The Rezidor Hotel Group is one of the most dynamic and fastest growing hotel companies in the world. The group currently features a portfolio of 434 hotels with 95,000 rooms in operation and under development in 70 countries across Europe, the Middle East and Africa. Rezidor operates the core brands Radisson Blu and Park Inn by Radisson, as well as Regent Hotels & Resorts, and Hotel Missoni, a lifestyle brand which is developed worldwide following a licence agreement with the iconic Italian fashion house Missoni.
Second quarter, 2013
- Like-for like ("L/L") RevPAR was up by 6.0%.
- Revenue increased by 4.2% to MEUR 248.9 (238.9). On a L/L basis Revenue increased by 7.0%.
- EBITDA amounted to MEUR 34.9 (22.7), and the EBITDA margin was 14.0% (9.5).
- Profit after tax amounted to MEUR 17.4 (6.2).
- Basic and diluted Earnings Per Share was EUR 0.12 (0.04).
- Ca 1,800 new rooms were contracted and ca 800 new rooms opened.
Half year, 2013
- L/L RevPAR was up by 5.9%.
- Revenue increased by 2.3% to MEUR 456.0 (445.8).
- On a L/L basis Revenue increased by 3.9%.
- EBITDA amounted to MEUR 32.1 (17.7), and the EBITDA margin was 7.0% (4.0).
- Profit after tax amounted to MEUR 6.2 (-7.9).
- Basic and diluted Earnings Per Share was EUR 0.04 (-0.05).
- Cash flow from operating activities amounted to MEUR 6.6 (-10.7).
- Ca 2,900 new rooms were contracted and ca 1,700 new rooms opened.
Comments from the CEO
Continued strong RevPAR development; EBITDA margin expansion in line with Route 2015 turnaround plan
"We see a modest, demand driven, recovery in the EMEA hotel market despite continued macroeconomic uncertainties. During the quarter, the Nordics posted a strong RevPAR performance benefitting from the Easter timing. Western and Eastern Europe also showed good developments. The markets in the Middle East and Africa continued to show a positive trend, and witnessed a double digit RevPAR growth.
Our Route 2015 turnaround plan has continued to deliver positive results. We gained further market share and noted solid improvement in profitability. EBITDA margin increased by 4.5 percentage points and resulted in the best Q2 performance since 2009. The Easter timing contributed an estimated 1 percentage point to the margin uplift.
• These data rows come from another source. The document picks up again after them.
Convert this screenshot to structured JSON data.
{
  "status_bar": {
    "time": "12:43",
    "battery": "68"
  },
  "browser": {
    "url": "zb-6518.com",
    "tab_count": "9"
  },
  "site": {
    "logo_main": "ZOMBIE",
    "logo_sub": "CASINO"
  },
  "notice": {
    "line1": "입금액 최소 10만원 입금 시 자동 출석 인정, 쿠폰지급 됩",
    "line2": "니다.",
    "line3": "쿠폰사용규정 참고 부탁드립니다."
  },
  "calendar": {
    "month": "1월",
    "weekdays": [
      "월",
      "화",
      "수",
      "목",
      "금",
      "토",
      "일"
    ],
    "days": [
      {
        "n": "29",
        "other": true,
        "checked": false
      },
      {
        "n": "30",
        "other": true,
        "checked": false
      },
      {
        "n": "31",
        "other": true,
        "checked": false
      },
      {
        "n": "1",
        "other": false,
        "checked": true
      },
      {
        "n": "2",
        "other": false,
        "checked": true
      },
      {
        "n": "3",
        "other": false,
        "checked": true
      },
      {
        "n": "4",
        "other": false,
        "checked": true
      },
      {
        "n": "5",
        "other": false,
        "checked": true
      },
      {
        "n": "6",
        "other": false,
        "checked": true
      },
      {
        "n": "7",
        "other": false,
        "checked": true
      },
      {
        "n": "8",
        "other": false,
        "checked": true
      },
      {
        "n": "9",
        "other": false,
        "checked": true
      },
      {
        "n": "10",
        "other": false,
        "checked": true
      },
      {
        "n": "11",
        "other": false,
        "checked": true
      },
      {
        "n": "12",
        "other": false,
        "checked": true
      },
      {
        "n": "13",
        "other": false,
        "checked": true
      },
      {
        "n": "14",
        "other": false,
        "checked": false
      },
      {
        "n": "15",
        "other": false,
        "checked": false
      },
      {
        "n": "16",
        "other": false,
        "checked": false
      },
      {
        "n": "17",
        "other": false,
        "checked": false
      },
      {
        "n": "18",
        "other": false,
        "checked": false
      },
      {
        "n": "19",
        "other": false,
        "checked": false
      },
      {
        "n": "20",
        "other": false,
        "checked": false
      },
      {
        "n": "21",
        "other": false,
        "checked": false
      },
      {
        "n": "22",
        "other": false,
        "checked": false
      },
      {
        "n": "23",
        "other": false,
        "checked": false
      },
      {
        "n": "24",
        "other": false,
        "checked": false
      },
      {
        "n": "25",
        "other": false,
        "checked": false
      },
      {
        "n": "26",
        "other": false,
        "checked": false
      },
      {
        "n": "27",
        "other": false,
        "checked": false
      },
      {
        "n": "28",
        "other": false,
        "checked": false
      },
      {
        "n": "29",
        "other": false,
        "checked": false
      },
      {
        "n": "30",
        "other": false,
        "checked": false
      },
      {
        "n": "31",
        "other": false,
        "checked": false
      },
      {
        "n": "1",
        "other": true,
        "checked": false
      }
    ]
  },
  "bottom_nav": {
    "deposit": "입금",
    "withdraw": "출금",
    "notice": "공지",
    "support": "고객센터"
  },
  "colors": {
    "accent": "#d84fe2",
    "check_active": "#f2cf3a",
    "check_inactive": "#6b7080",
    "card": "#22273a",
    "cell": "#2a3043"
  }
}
Our investment program also gained momentum in line with our plans.
During the quarter, we added 1,800 rooms to the pipeline and opened 800 rooms. More than 90% of the new rooms were under fee based contracts, which support our asset-light strategy.
The visibility for the next quarter and the rest of the year is still low. Maintaining cautious optimism, we remain strongly focussed on capturing market share, tight cost control, asset management and growth in emerging markets."